Where Chain Saw involved a crazy family who lost their jobs at the local slaughterhouse, the trio of familial killers here are ticked off at the foreigners because of foreigners’ influence on Greenpeace, which put an end to whale-hunting, as seen in the film’s opening credits and it was hunting that helped this family survive. There are technically three killers (and an undead grandpa) in Chain Saw. In this film, there are two brothers and their mother, but it is the older brother who serves as the leader rather than the mother. And one more thing. Both films have the late horror legendary actor Gunnar Hansen. In Chain Saw, he originated Leatherface. In this film, Hansen has more of an extended cameo as Poseidon captain Petur (with his voice dubbed in post).

The cast of potential victims are a very diverse cast in terms of their origins. They are led by Finnish actress Pihla Viitala, who plays the punkish Annett, who for the most part is likable only to find her nice girl persona taken advantage of at first by assistant captain Bjorn and then one can guess she is most likely going to be the final girl when she is kidnapped by our killer trio. American actor Terence Anderson and British actress Miranda Hennessy are quite good as Leon and Marie-Anne, the latter who has a bit of a backstory as the trip was to have been her honeymoon but was met with a tragic end. Nae Yuuki’s Endo is a very mysterious character who is sort of a housekeeper/caregiver type when it comes to couple Nobuyoshi and Yuko. Aymen Hamdouchi’s Jean-Francois is more of the annoying character that one just wishes just gets his, even with the stereotypical behavior.

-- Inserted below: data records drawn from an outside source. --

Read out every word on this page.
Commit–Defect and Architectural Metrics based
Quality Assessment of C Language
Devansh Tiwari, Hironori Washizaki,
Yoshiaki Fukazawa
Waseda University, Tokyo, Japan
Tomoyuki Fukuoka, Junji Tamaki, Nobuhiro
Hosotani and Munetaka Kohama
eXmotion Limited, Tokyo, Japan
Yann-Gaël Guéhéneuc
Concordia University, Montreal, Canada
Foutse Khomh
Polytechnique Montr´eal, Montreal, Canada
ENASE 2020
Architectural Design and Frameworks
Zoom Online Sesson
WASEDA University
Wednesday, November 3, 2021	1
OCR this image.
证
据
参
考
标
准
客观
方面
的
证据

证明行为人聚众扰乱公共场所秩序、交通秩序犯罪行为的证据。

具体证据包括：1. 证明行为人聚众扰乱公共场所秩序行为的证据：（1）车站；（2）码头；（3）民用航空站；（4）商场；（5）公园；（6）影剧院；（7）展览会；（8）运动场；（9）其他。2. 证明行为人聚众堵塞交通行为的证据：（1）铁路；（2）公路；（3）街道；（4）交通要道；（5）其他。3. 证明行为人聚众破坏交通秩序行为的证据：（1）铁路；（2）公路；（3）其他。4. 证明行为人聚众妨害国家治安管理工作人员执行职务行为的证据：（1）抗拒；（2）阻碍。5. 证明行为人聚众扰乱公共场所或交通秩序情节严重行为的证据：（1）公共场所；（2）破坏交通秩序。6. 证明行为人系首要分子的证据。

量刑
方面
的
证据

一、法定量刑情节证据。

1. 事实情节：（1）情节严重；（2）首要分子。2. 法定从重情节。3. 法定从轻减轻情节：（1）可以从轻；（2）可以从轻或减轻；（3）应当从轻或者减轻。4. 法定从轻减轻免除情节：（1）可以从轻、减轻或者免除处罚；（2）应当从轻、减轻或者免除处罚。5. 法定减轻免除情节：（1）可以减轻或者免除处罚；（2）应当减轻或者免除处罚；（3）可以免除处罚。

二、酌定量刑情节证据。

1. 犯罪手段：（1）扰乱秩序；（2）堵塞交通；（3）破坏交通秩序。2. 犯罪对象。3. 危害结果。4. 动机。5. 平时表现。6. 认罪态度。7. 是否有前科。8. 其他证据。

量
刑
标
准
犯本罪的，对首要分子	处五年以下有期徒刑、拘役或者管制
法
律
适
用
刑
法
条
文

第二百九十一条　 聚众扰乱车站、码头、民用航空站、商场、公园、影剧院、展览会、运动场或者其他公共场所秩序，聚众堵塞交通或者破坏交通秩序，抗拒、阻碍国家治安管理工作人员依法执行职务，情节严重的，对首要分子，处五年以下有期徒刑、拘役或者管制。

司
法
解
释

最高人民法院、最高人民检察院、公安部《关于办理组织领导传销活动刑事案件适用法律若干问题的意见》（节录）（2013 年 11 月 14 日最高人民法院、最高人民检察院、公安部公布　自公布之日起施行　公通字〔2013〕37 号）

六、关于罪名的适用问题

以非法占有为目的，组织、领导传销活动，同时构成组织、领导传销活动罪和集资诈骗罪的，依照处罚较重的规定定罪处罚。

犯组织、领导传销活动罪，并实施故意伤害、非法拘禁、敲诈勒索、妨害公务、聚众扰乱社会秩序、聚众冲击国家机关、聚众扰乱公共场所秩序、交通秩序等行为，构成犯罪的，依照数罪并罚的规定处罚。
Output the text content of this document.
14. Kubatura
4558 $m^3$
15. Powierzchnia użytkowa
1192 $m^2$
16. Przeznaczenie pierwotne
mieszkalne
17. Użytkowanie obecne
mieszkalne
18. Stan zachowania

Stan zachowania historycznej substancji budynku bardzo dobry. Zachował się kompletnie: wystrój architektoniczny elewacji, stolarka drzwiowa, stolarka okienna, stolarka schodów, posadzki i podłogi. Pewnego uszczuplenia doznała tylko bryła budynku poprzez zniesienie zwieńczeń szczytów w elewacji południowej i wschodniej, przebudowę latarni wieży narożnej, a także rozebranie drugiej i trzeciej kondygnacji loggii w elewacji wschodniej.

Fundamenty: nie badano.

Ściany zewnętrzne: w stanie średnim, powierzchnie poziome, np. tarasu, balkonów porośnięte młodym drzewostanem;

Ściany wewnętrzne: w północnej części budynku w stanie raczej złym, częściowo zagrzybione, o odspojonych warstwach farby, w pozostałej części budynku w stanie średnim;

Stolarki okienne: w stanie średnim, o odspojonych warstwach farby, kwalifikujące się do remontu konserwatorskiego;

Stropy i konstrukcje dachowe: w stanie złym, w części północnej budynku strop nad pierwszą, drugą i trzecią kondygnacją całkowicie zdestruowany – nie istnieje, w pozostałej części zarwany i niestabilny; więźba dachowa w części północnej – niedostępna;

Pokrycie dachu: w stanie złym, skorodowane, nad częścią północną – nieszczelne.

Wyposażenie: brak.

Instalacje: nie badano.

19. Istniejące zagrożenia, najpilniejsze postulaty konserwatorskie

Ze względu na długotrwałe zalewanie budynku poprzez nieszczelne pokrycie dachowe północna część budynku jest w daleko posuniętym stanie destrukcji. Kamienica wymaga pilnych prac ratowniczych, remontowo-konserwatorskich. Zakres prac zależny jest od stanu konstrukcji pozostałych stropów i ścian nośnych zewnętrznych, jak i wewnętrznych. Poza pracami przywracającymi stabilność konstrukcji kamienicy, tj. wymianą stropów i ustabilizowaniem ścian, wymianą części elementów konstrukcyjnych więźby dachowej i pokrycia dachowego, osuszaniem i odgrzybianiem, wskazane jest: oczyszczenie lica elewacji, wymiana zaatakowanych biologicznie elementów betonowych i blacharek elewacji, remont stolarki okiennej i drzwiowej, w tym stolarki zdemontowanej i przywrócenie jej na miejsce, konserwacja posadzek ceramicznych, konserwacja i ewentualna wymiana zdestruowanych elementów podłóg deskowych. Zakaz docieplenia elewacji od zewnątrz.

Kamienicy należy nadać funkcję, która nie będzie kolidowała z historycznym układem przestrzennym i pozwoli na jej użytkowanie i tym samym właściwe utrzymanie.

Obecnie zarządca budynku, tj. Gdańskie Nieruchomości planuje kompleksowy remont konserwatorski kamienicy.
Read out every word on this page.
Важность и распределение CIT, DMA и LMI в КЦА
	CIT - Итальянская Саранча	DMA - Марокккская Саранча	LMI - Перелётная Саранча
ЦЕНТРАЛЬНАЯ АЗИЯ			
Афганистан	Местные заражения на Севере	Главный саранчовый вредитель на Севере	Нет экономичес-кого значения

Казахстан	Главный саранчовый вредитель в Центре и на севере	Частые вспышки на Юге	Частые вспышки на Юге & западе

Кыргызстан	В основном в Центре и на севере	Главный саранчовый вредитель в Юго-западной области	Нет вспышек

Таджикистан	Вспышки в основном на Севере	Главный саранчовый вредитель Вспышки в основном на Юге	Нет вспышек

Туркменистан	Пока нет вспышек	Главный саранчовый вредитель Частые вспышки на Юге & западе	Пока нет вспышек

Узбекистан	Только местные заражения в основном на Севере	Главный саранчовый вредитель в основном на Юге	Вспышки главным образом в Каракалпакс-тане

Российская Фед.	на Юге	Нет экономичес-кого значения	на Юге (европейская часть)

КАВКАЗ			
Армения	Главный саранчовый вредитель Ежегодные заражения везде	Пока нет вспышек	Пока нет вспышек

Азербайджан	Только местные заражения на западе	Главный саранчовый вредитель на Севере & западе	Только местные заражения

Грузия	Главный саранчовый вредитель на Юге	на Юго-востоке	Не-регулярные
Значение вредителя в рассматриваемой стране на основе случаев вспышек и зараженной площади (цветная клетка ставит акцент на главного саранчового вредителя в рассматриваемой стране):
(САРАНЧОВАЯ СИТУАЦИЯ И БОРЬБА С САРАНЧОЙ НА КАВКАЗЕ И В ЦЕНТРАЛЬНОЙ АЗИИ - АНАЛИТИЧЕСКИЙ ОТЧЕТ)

Now onto the killers. Helgi Bjornsson is great as the leader of the group, Tryggvi. He’s the Drayton Sawyer of the film, even with his character being more of the elderly brother, where it’s implied that Drayton is the patriarch of the group rather than an elderly brother. Stefan Jonsson’s Siggi is somewhat like well, Leatherface. It sounds weird, but it’s true because it is Siggi’s action out of fear that triggers the body count and we see him in a situation where he must find himself close to the family in fear and een spouts off biblical references on numerous occasions. Gudrun Gisladottir’s Mama seems somewhat nice in the scene where she talks to her two sons over dinner, but then her true colors are shown, and she is clearly what Grandpa Sawyer would be if he was more active with vigor. However, one of the film’s twists reveal another shocking character who can be a combination of both the Hitchhiker and Chop-Top.

Now, onto the kills and while there will not be spoilers as to who dies, the practical FX truly did a great job. There are two amazing kills that have to be mentioned. One such kill involves the use of a victim swimming to sea and Tryggvi uses the ship’s harpoon gun to reel them in. Even before the kill, as our killer leader aims, he even mutters “let’s see if I still got it”. The other involves an amazing kill scene that starts out with a stagger due to a knife in their side and the killer then throwing an axe to decapitate the victim. This particular scene made this reviewer go wild as well as a death scene that would make Tom Savini proud.

Harpoon: Whale-Watching Massacre is a wild Scandinavian homage to the great Texas Chain Saw Massacre replacing chainsaws with harpoon, the late Gunnar Hansen making the most of his screen time, and a rip-roaring good time with some pretty intense kill scenes.

WFG RATING: B

A production of the Icelandic Film Company in association with Film and Music Company and Solar Films. Director: Julius Kemp. Producers: Julius Kemp, Gisla Gislason, and Ingvar Þórðarson. Writers: Sjon and Torsten Metalstein Hvas. Cinematography: Jean-Noel Mustonen. Editing: Sigurbjorg Jonsdottir.

Cast: Pihla Viitala, Nae Yuuki, Terence Anderson, Miranda Hennessy, Helgi Bjornsson, Gudrun Gisladottir, Stefan Jonsson, Aymen Hamdouchi, Snorri Engilbertsson, Gunnar Hansen, Thor Kristjansson, Carlos Takeshi, Miwa Yanagisawa, Halldora Geirhardsdottir, Hanna Maria Karlsdottir, Gudlaug Olafsdottir.